O líder se sentiu feliz e agradecido pelo modo como o novo companheiro falava. Ficava claro que a ele,
Maurício, cabia a missão de comando. De certa forma, isso vinha até para tranquilizá-lo, uma vez que o novo membro era bem esclarecido e experiente e, num primeiro momento, parecia chamar para si a tarefa de liderar. Percebendo isso, Fernando procurou agir daquela forma ao falar, assim fortalecia o grupo, o que agora era de fundamental importância, pois problemas não faltariam naquela empreitada, e atitudes de melindres ou ciúmes trariam prejuízos a todos.

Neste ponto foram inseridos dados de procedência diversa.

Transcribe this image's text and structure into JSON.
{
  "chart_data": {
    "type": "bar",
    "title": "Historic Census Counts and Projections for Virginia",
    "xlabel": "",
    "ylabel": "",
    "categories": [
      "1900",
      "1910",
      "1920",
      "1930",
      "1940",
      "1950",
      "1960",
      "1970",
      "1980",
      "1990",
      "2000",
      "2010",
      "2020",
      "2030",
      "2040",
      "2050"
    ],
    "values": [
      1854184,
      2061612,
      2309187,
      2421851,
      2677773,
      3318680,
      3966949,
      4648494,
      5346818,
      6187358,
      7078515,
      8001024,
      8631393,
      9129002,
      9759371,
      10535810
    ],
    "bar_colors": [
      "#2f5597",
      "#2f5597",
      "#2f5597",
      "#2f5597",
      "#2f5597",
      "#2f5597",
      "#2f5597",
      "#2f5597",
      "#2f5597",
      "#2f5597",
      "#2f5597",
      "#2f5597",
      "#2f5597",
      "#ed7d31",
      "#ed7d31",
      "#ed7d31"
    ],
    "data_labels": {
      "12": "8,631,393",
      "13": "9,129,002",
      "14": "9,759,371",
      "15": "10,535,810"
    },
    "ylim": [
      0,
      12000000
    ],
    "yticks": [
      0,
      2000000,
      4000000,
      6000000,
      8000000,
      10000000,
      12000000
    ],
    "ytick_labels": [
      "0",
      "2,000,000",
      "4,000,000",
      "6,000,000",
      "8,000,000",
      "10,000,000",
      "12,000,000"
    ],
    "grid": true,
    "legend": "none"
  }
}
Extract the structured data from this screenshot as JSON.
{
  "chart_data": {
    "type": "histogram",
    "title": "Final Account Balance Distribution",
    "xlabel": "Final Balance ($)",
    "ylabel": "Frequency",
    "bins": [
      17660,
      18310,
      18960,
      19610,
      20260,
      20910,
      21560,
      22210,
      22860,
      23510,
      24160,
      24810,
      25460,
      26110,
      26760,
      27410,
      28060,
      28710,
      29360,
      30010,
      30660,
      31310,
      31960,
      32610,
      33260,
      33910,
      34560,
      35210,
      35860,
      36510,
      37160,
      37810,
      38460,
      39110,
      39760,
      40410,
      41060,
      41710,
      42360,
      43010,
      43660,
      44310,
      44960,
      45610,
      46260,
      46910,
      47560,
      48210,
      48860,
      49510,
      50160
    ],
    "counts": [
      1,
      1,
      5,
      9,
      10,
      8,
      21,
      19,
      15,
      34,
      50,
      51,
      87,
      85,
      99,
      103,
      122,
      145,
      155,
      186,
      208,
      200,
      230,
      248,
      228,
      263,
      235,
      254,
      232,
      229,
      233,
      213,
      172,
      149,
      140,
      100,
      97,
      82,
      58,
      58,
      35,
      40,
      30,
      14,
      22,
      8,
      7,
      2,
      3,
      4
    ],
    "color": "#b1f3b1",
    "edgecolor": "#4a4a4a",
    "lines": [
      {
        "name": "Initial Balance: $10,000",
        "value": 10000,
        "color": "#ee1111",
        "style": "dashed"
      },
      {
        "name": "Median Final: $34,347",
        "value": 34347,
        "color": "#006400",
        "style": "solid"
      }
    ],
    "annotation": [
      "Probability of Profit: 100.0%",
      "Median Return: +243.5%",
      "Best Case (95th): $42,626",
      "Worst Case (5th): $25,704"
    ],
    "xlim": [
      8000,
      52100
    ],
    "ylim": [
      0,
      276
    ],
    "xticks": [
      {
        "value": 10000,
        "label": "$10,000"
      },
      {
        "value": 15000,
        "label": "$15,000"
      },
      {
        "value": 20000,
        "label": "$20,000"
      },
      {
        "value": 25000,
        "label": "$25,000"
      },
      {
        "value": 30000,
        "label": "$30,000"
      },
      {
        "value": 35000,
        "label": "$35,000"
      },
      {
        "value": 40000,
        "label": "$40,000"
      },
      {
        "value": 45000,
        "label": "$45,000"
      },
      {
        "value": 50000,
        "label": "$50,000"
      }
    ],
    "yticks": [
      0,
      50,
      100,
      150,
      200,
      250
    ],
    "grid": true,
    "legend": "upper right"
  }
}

Administrando a divisão de tarefas, Maurício indicou Henrique para cuidar da estratégia em relação às dificuldades do terreno e, dessa forma, já estava autorizado a desenvolver conversações com Tobias na tentativa de trazê-lo para o grupo ou, na pior das hipóteses, ao menos contar com as instruções do experiente escravo.
Como cabeça do grupo, fato agora bem esclarecido a todos, determinou a Mudo a responsabilidade de providenciar armas, fazendo adaptações do que fosse possível e trabalhando em novas ideias para suprir as dificuldades na falta de armas de fogo.
Pedro seria o responsável para cuidar dos víveres e da água potável, itens indispensáveis para o sucesso do projeto. Teria de ser criativo para não faltar nada e, ao mesmo tempo, ser cuidadoso para não levar peso excessivo.
Para um primeiro encontro, concluíram como satisfatório.
As cartas estavam colocadas na mesa.
O jogo estava começando.
Maurício, que já trocava constantes olhares com Maria Auxiliadora e via com crescente alegria a evolução nas conversas com ela, chegou até a pensar em levá-la na fuga, mas, por medida de precaução, evitou tocar no assunto com ela.
Ainda não tinha certeza do que ia naquele coração tão rebelde da moça.
Além do mais, não era habitual levar mulheres num empreendimento daquele porte. Melhor aguardar e ir com cautela.
Maurício determinou que cada um procurasse seu local de repouso com os devidos cuidados para não despertar a menor suspeita.
Um novo dia logo estaria despontando no horizonte. Apesar de saberem que seria mais um dia de trabalho duro e de se sentirem exaustos, estavam felizes pelo primeiro passo em busca do sonho de liberdade.
Maurício tinha o cérebro em turbulência.
Inquieto, pensava ao mesmo tempo na fuga, em Maria Auxiliadora, nas lutas, no trabalho pesado. Era muita coisa para relaxar e logo adormecer. O sono tranquilo nessas alturas estava muito distante.